Ternyata mama tetap menonton tv. Aku dan mama tak bergerak, kecuali tanganku yang kini mengelus pinggul mama. Tangan mama yang menyangga kepalanya bergerak, meraih bantal dan menaruhnya di depan kepala mama sehingga wajah mama tertutup bantal sofa. Kaki kiri mama mengangkat sedikit, elusanku bergerak ke paha kanan dalam mama.

Aku diam, kusadari aksiku berikut akan merubah masa depan hubunganku dengan mama. Bisa menjadi semakin mulus atau bahkan bisa menjadi berantakan.

Aku menunggu.

Aku menunggu.

Andai tangan mama tak mencengkram erat, mungkin sudah kukira kalau mama tertidur. Sekarang sudah bukan efek boneka lagi. Lagian mama tak tahu tentang bonekaku itu.

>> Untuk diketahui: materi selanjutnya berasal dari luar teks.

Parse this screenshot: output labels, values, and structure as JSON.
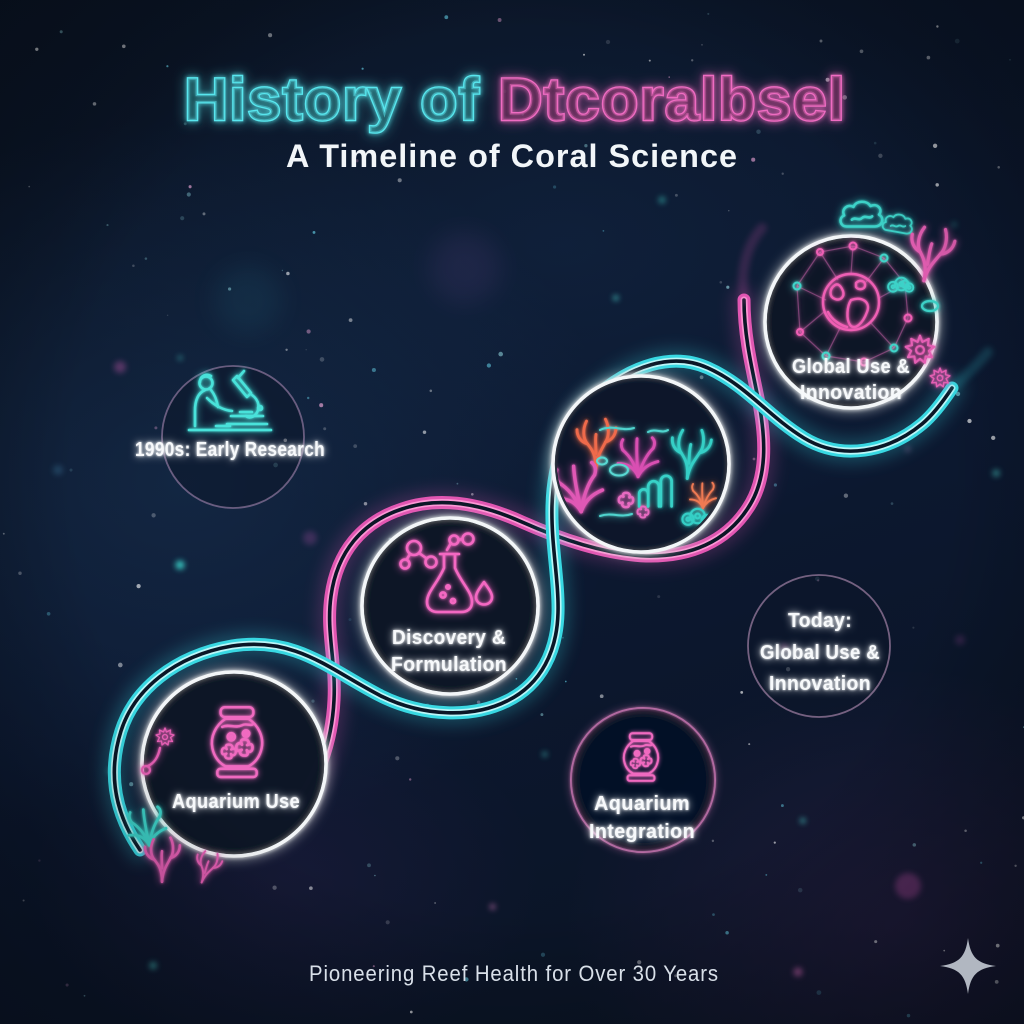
{
  "header": {
    "title_part1": "History of",
    "title_part2": "Dtcoralbsel",
    "subtitle": "A Timeline of Coral Science"
  },
  "nodes": {
    "early_research": {
      "label": "1990s: Early Research"
    },
    "global_top": {
      "line1": "Global Use &",
      "line2": "Innovation"
    },
    "discovery": {
      "line1": "Discovery &",
      "line2": "Formulation"
    },
    "today": {
      "line1": "Today:",
      "line2": "Global Use &",
      "line3": "Innovation"
    },
    "aquarium_use": {
      "label": "Aquarium Use"
    },
    "aquarium_integration": {
      "line1": "Aquarium",
      "line2": "Integration"
    }
  },
  "footer": {
    "tagline": "Pioneering Reef Health for Over 30 Years"
  },
  "icons": {
    "early_research": "microscope-researcher-icon",
    "global_top": "globe-network-icon",
    "center_circle": "coral-reef-illustration",
    "discovery": "flask-molecule-icon",
    "aquarium_use": "fishbowl-icon",
    "aquarium_integration": "fishbowl-icon",
    "footer": "sparkle-icon"
  },
  "colors": {
    "background": "#0b1628",
    "neon_cyan": "#38d8e2",
    "neon_pink": "#e256b2",
    "ring_white": "#f3f6f8",
    "coral_orange": "#ef6a4b",
    "coral_magenta": "#d94fb2",
    "coral_teal": "#35cfc6",
    "label_white": "#f7f9fb"
  }
}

Sekaranglah saat - saat penentuan bagi mama, apakah akan mengikuti jalan emaknya Eri dan Bilal, ataukah mengambil jalan sendiri?

Bukankah mama sudah bilang ke emaknya Bilal kalau aku takkan tertarik sama mama, tidak seperti apa yang Bilal lakukan pada emaknya?

Tapi sekarang mama mestinya tahu lebih pasti kalau aku juga tertarik sama mama, sama seperti Bilal yang tertarik sama emaknya.

Apakah mama juga menginginkannya?

Apakah mama akan membiarkanku?

Aku menunggu.

Paha mama masih mengunci tanganku.

Apa mungkin mama tak bisa menentukannya sendiri?

Tentu mama tak ingin aku tumbuh menjadi anak nakal.

Tentu mama ingin aku memiliki masa depan yang cerah.

Tapi, apakah ini sebanding dengan apa yang akan aku, kami, lakukan?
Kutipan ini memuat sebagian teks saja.